I'm simply repeating what the developers have posted here several times. There may well be more going on under the cover than the simple CPU usage stat shows. You said yourself, that putting the iperf server piece on a client (instead of pfSense) made a huge difference.

I never said that?

I think you're misinformed here.

Thanks anyway.

I don't want to argue, I was simply offering some advice. Here is what your post said --

Interestingly enough the slow iperf3 speeds are only TO pfsense (pfsense being the ipef3 server). Going the other way (CentOs box being the iperf3 server) I'm seeing very good speeds as I would expect.

NOTORIOUS_VR

@bmeeks said in iperf3 speeds confusing - fast = bad internet slow = good internet?:

I don't want to argue, I was simply offering some advice. Here is what your post said --

So if you read that again - you will see that what I said is not what you think I said.

johnpoz

I would still like to see test through pfsense vs to or from pfsense.

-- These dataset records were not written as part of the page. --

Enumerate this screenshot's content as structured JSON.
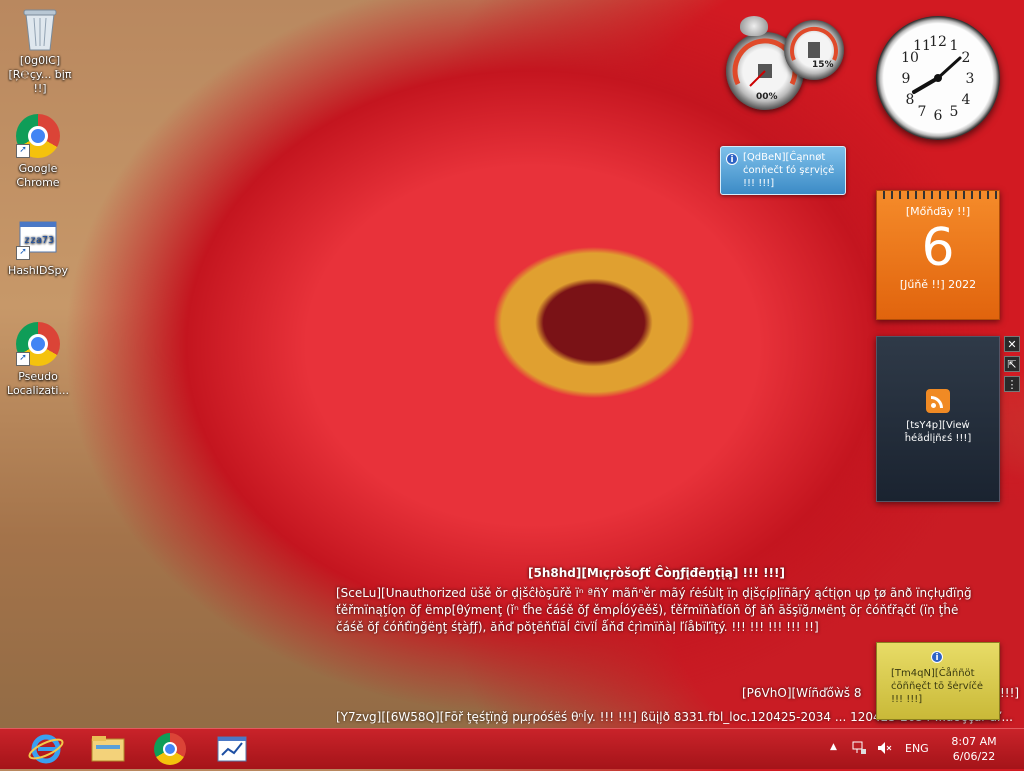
{
  "desktop": {
    "icons": [
      {
        "label": "[0g0lC][Ŗ℮çy... ƀįπ !!]",
        "icon": "recycle-bin-icon"
      },
      {
        "label": "Google Chrome",
        "icon": "chrome-icon"
      },
      {
        "label": "HashIDSpy",
        "icon": "hashidspy-icon"
      },
      {
        "label": "Pseudo Localizati...",
        "icon": "chrome-icon"
      }
    ]
  },
  "gadgets": {
    "cpu_percent": "00%",
    "memory_percent": "15%",
    "balloon_top": "[QdBeN][Ĉąnnøt ċonñеčt ťó şεŗvįçě !!! !!!]",
    "calendar_day_name": "[Mőňďāy !!]",
    "calendar_date": "6",
    "calendar_month_year": "[Jűňě !!] 2022",
    "feed_label": "[tsY4p][Vieẃ ĥéãḋlįñεś !!!]",
    "balloon_bottom": "[Tm4qN][Ċåññöt ċōññęčt tō šėŗvíčė !!! !!!]"
  },
  "watermark": {
    "title": "[5h8hd][Mıçŗòšοƒť Ĉòŋƒįđēŋţįą] !!! !!!]",
    "body": "[SceLu][Unauthorized üšě ŏr ḍįšĉłòşūřě ïⁿ ªñΥ mãñⁿěr mãý ŕėśùlţ ïņ ḍįšçíρļïñãŗý ąćtįǫn ųρ ţø ãnð ïnçŀụđïņğ ťěřmïnąţíǫņ ŏƒ ëmp[θýmеnţ (ǐⁿ ťĥe čáśě ŏƒ ěmρĺóýēěš), ťěřmïňàťíōň ŏƒ ăň āšşïğлмënţ ŏŗ ĉόňťřąčť (ïņ ţĥė čáśě ŏƒ ćóňťïŋğëŋţ śţàƒƒ), ăňď pŏţēňťïāĺ ĉïvïĺ ǻňđ ĉŗìmïňàļ ľíåbïľïţý. !!! !!! !!! !!! !!]",
    "edition": "[P6VhO][Wíñďőẁš 8",
    "edition_tail": "!!!]",
    "build": "[Y7zvg][[6W58Q][Fōř ţęśţïņğ pµŗρóśëś θⁿĺy. !!! !!!] ßüįļð 8331.fbl_loc.120425-2034 ... 120425-2034 ...ǻòççǻľ ǻľ..."
  },
  "taskbar": {
    "pinned": [
      "internet-explorer-icon",
      "file-explorer-icon",
      "chrome-icon",
      "hashidspy-icon"
    ],
    "language": "ENG",
    "time": "8:07 AM",
    "date": "6/06/22"
  },
  "colors": {
    "taskbar": "#b81b21",
    "calendar": "#e8711a",
    "balloon": "#4e9bd4"
  }
}
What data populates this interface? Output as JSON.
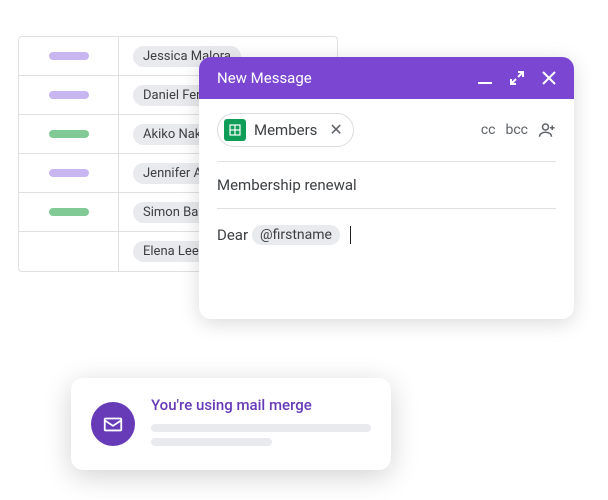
{
  "table": {
    "rows": [
      {
        "pill_color": "purple",
        "name": "Jessica Malora"
      },
      {
        "pill_color": "purple",
        "name": "Daniel Ferr"
      },
      {
        "pill_color": "green",
        "name": "Akiko Naka"
      },
      {
        "pill_color": "purple",
        "name": "Jennifer Ac"
      },
      {
        "pill_color": "green",
        "name": "Simon Balli"
      },
      {
        "pill_color": "",
        "name": "Elena Lee"
      }
    ]
  },
  "compose": {
    "title": "New Message",
    "recipient_chip": "Members",
    "cc_label": "cc",
    "bcc_label": "bcc",
    "subject": "Membership renewal",
    "body_greeting": "Dear",
    "merge_field": "@firstname"
  },
  "toast": {
    "title": "You're using mail merge"
  },
  "colors": {
    "brand_purple": "#7b46d1",
    "accent_purple": "#673ab7",
    "pill_purple": "#c8b6f0",
    "pill_green": "#81c995",
    "sheets_green": "#0f9d58"
  }
}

This has been discussed many times. Unless you plan on moving files/data to or from actually pfsense.. Like running a proxy?

A more valid test to see if you are getting the speeds you should have is "through" pfsense..

NOTORIOUS_VR

@johnpoz said in iperf3 speeds confusing - fast = bad internet slow = good internet?:

I would still like to see test through pfsense vs to or from pfsense.

If you can give me an idea of how to perform that test I would be happy to do so.

Otherwise, yes I can get my full 1500/1000 (or slightly above on the downstream) WAN throughput consistently even with pfNG + Suricata running).

However just like the iperf tests show, the upload speeds are not quite as good as download/ingress speeds.

What I mean by that is - while I can generally get 1500-1600 Mbit/s down, the upload is rarely faster than 800-850 Mbit. I'm testing from a 10Gbe connected VM by the way. While understand there is overhead involved I couldn't help be curious about the iperf tests showing FAR slower network speeds TO pfsense compared to FROM pfsense.

I don't always put too much weight on internet speed testing as it's out of my control when it's past the gateway anyways.